The company's next dividend payment will be €0.39 per share, on the back of last year when the company paid a total of €0.39 to shareholders. Based on the last year's worth of payments, OPmobility stock has a trailing yield of around 3.4% on the current share price of €11.60. Dividends are a major contributor to investment returns for long term holders, but only if the dividend continues to be paid. As a result, readers should always check whether OPmobility has been able to grow its dividends, or if the dividend might be cut.

See our latest analysis for OPmobility

Dividends are usually paid out of company profits, so if a company pays out more than it earned then its dividend is usually at greater risk of being cut. Fortunately OPmobility's payout ratio is modest, at just 34% of profit. Yet cash flow is typically more important than profit for assessing dividend sustainability, so we should always check if the company generated enough cash to afford its dividend. It distributed 41% of its free cash flow as dividends, a comfortable payout level for most companies.

It's positive to see that OPmobility's dividend is covered by both profits and cash flow, since this is generally a sign that the dividend is sustainable, and a lower payout ratio usually suggests a greater margin of safety before the dividend gets cut.

Click here to see the company's payout ratio, plus analyst estimates of its future dividends.

historic-dividend
ENXTPA:POM Historic Dividend April 26th 2024

Have Earnings And Dividends Been Growing?

Businesses with shrinking earnings are tricky from a dividend perspective. Investors love dividends, so if earnings fall and the dividend is reduced, expect a stock to be sold off heavily at the same time. With that in mind, we're discomforted by OPmobility's 21% per annum decline in earnings in the past five years. When earnings per share fall, the maximum amount of dividends that can be paid also falls.

Many investors will assess a company's dividend performance by evaluating how much the dividend payments have changed over time.
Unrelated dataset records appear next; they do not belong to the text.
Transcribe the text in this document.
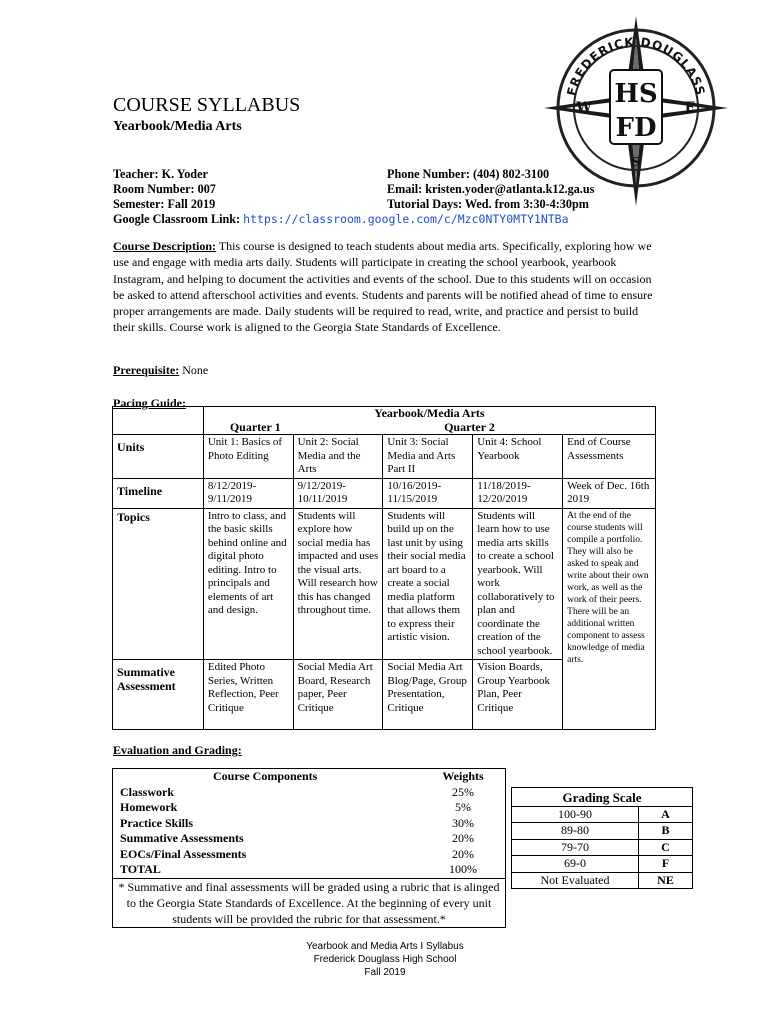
FREDERICK DOUGLASS
HS
FD
W	E
S
COURSE SYLLABUS
Yearbook/Media Arts
Teacher: K. Yoder
Room Number: 007
Semester: Fall 2019
Google Classroom Link: https://classroom.google.com/c/Mzc0NTY0MTY1NTBa
Phone Number: (404) 802-3100
Email: kristen.yoder@atlanta.k12.ga.us
Tutorial Days: Wed. from 3:30-4:30pm
Course Description: This course is designed to teach students about media arts. Specifically, exploring how we use and engage with media arts daily. Students will participate in creating the school yearbook, yearbook Instagram, and helping to document the activities and events of the school. Due to this students will on occasion be asked to attend afterschool activities and events. Students and parents will be notified ahead of time to ensure proper arrangements are made. Daily students will be required to read, write, and practice and persist to build their skills. Course work is aligned to the Georgia State Standards of Excellence.
Prerequisite: None
Pacing Guide:

	Yearbook/Media Arts
Quarter 1 Quarter 2				

Units	Unit 1: Basics of Photo Editing	Unit 2: Social Media and the Arts	Unit 3: Social Media and Arts Part II	Unit 4: School Yearbook	End of Course Assessments
Timeline	8/12/2019-9/11/2019	9/12/2019-10/11/2019	10/16/2019-11/15/2019	11/18/2019-12/20/2019	Week of Dec. 16th 2019
Topics	Intro to class, and the basic skills behind online and digital photo editing. Intro to principals and elements of art and design.	Students will explore how social media has impacted and uses the visual arts. Will research how this has changed throughout time.	Students will build up on the last unit by using their social media art board to a create a social media platform that allows them to express their artistic vision.	Students will learn how to use media arts skills to create a school yearbook. Will work collaboratively to plan and coordinate the creation of the school yearbook.	At the end of the course students will compile a portfolio. They will also be asked to speak and write about their own work, as well as the work of their peers. There will be an additional written component to assess knowledge of media arts.
Summative Assessment	Edited Photo Series, Written Reflection, Peer Critique	Social Media Art Board, Research paper, Peer Critique	Social Media Art Blog/Page, Group Presentation, Critique	Vision Boards, Group Yearbook Plan, Peer Critique	
Evaluation and Grading:
Course Components	Weights
Classwork	25%
Homework	5%
Practice Skills	30%
Summative Assessments	20%
EOCs/Final Assessments	20%
TOTAL	100%
* Summative and final assessments will be graded using a rubric that is alinged to the Georgia State Standards of Excellence. At the beginning of every unit students will be provided the rubric for that assessment.*
Grading Scale	
100-90	A
89-80	B
79-70	C
69-0	F
Not Evaluated	NE
Yearbook and Media Arts I Syllabus
Frederick Douglass High School
Fall 2019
In the past 10 years, OPmobility has increased its dividend at approximately 1.7% a year on average.

To Sum It Up

Is OPmobility worth buying for its dividend? Earnings per share are down meaningfully, although at least the company is paying out a low and conservative percentage of both its earnings and cash flow. It's definitely not great to see earnings falling, but at least there may be some buffer before the dividend needs to be cut. While it does have some good things going for it, we're a bit ambivalent and it would take more to convince us of OPmobility's dividend merits.

So while OPmobility looks good from a dividend perspective, it's always worthwhile being up to date with the risks involved in this stock. For example, we've found 2 warning signs for OPmobility that we recommend you consider before investing in the business.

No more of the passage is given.